The developers say they plan to initiate the long-term lease later this year. At that point, they would pay yearly rent of $42,000, which would rise to $102,000 over the course of a decade — still less than half the fair market rate estimated by the appraisal firm for the smaller Sockeye property.
Unlike the Sockeye lot, which Begich described as only complementary to the hotel, he said the Coho lot is indispensable for the redevelopment of the marketplace, currently in the demolition and design phase.
“The No. 1 question we get from potential users of that building is: How does the parking work?” Begich said. “When you don’t have control of that, you can’t really answer that question legitimately. And so it makes the project an economically viable project, in many ways.”
Among the board members voting in support of the 2022 Coho option and the Sockeye lease was Ridle, who was constituent relations director to Begich when he was mayor and then worked as his deputy chief of staff in the U.S. Senate.
While Ridle did not work for Begich at the time of her vote, she began a position a year later at a separate company owned by Begich and Fisher that manages low-income housing.
In a text message, Ridle said she had not worked for Begich for eight years at the time of the votes but still would have disclosed their friendship at the 2022 meeting.
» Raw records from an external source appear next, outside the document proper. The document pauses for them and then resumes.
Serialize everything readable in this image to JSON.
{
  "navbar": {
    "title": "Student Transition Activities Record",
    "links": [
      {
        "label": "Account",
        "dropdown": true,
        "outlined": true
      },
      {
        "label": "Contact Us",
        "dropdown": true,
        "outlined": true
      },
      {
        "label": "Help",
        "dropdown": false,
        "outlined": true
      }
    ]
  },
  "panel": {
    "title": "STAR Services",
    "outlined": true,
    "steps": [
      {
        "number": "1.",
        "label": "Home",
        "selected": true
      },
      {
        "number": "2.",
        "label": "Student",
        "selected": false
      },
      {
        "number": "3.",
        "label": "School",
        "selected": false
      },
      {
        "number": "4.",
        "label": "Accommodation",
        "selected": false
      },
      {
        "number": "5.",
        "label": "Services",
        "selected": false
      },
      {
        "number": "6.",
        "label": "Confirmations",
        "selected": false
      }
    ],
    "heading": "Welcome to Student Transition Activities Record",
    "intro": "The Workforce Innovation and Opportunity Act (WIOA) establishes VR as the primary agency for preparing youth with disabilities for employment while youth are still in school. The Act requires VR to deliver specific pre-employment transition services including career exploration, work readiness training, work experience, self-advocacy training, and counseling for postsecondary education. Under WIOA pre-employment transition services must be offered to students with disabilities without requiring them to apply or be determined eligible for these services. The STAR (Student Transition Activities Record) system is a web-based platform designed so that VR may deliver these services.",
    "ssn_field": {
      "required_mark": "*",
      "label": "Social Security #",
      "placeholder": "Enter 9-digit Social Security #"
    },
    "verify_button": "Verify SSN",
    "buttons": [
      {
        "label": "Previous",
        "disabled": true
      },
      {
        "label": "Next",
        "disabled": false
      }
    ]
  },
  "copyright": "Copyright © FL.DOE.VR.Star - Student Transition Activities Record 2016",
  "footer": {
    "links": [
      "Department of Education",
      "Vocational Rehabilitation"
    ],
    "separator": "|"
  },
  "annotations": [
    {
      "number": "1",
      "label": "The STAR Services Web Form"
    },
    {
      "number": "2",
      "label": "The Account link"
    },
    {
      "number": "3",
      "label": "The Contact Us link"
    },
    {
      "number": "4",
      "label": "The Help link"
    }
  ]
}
She made no such disclosure in an audio recording of the public portion of the discussion. But Ridle said it’s possible she did so in a part of the meeting that was held in executive session, which is not open to the public.
Robbins, ACDA’s executive director, described his agency’s dealings with Begich as good for the city.
“I took a losing asset — it was costing money — and turned it into a positive,” he said. With the cash that the authority will receive in exchange, he added, “we can develop housing with it.”
“We can do untold amounts of good in leveraging that money,” he said. “That’s really what it was about.”
Robbins and Begich both touted the new revenues the renovation will generate through Anchorage’s hotel bed tax.
But the city won’t receive property taxes from the hotel for a decade. The project has qualified for an exemption for “deteriorated” areas, meaning that it will pay no city property taxes for its first 10 years.
The owners will still pay property taxes toward Anchorage’s school system and a local business advocacy organization, which is roughly half the total, Begich said.
This story was produced by APM Reports and Alaska Public Media as part of the Public Media Accountability Initiative, which supports investigative reporting at local media outlets around the country.
Correction: An earlier version of this story misstated David Bernhardt’s work with Mark Begich for the state of Alaska. Bernhardt consults for the state of Alaska with Begich, but does not lobby with Begich.